Anyway, the other day I realized that I really needed to work on values and hues, and was struggling with getting a good range of values in PINK. Kind of like I've struggled with getting a good range of values with YELLOW. Thinking I had this pretty much finished, I scanned it in. Then I changed the scanner settings to gray scale, and...
In grey-scale I could see that, while the values weren't quite as bad as I had originally thought, there were still some mistakes. Like the buds at the top left needed to have some lighter highlights, the open flower on the mid-left needed a better range to make it "turn" more ... and what in the world was that white speck??? Checking the color version -- there's a white speck there, too. Just a speck of unpainted white paper. ??? How did that happen?

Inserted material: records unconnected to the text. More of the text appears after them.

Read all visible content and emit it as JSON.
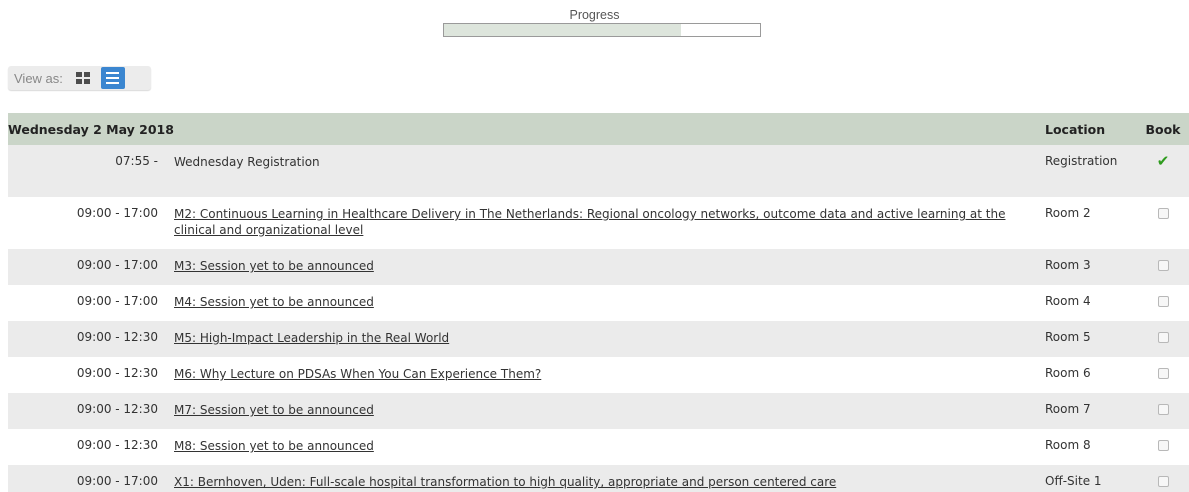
{
  "progress": {
    "label": "Progress",
    "fraction": 0.75
  },
  "view_as": {
    "label": "View as:",
    "modes": [
      "grid",
      "list"
    ],
    "active": "list"
  },
  "schedule": {
    "day": "Wednesday 2 May 2018",
    "location_header": "Location",
    "book_header": "Book",
    "rows": [
      {
        "time": "07:55 -",
        "title": "Wednesday Registration",
        "link": false,
        "location": "Registration",
        "booked": true
      },
      {
        "time": "09:00 - 17:00",
        "title": "M2: Continuous Learning in Healthcare Delivery in The Netherlands: Regional oncology networks, outcome data and active learning at the clinical and organizational level",
        "link": true,
        "location": "Room 2",
        "booked": false
      },
      {
        "time": "09:00 - 17:00",
        "title": "M3: Session yet to be announced",
        "link": true,
        "location": "Room 3",
        "booked": false
      },
      {
        "time": "09:00 - 17:00",
        "title": "M4: Session yet to be announced",
        "link": true,
        "location": "Room 4",
        "booked": false
      },
      {
        "time": "09:00 - 12:30",
        "title": "M5: High-Impact Leadership in the Real World",
        "link": true,
        "location": "Room 5",
        "booked": false
      },
      {
        "time": "09:00 - 12:30",
        "title": "M6: Why Lecture on PDSAs When You Can Experience Them?",
        "link": true,
        "location": "Room 6",
        "booked": false
      },
      {
        "time": "09:00 - 12:30",
        "title": "M7: Session yet to be announced",
        "link": true,
        "location": "Room 7",
        "booked": false
      },
      {
        "time": "09:00 - 12:30",
        "title": "M8: Session yet to be announced",
        "link": true,
        "location": "Room 8",
        "booked": false
      },
      {
        "time": "09:00 - 17:00",
        "title": "X1: Bernhoven, Uden: Full-scale hospital transformation to high quality, appropriate and person centered care",
        "link": true,
        "location": "Off-Site 1",
        "booked": false
      }
    ]
  },
  "colors": {
    "header_bg": "#cad5c8",
    "alt_row_bg": "#ebebeb",
    "active_view": "#3b86d0",
    "check": "#2e9b1e",
    "progress_fill": "#dde5dc"
  }
}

So, I went back and made some corrections. The buds at the top were lightened as much as they could be ... I was afraid of scrubbing a hole right into the paper! (Oh, how I love my scrubbers...)
(1) Always do a value sketch. Even if the photo looks good, still do a value sketch.
(2) I need to work more on pink ... and yellow ... just playing with value scales so I have more confidence and can use them loosely and with more spontaneity.
(3) I need to work on mixing greys and neutrals in a full range of values. I LOVE bright color, but a little goes a long way. There can be beautiful pure greys and neutrals, too...
(4) Review item #1 -- ALWAYS do a value sketch!
Finished as far as I'm concerned. What was supposed to be a very fast painting became a great lesson instead. And that's alright. More than alright -- that's a good thing.
Did I mention that when I went to the bookstore the other day and picked up a Watercolor Magic magazine there was an article featuring a couple of paintings of hollyhocks by Robert O'Brien? I'd already nearly finished this by that time, and wished I'd seen the article first! So let's add lesson #5 -- Study your subject a little more closely.... (Do go look at his awesome paintings!)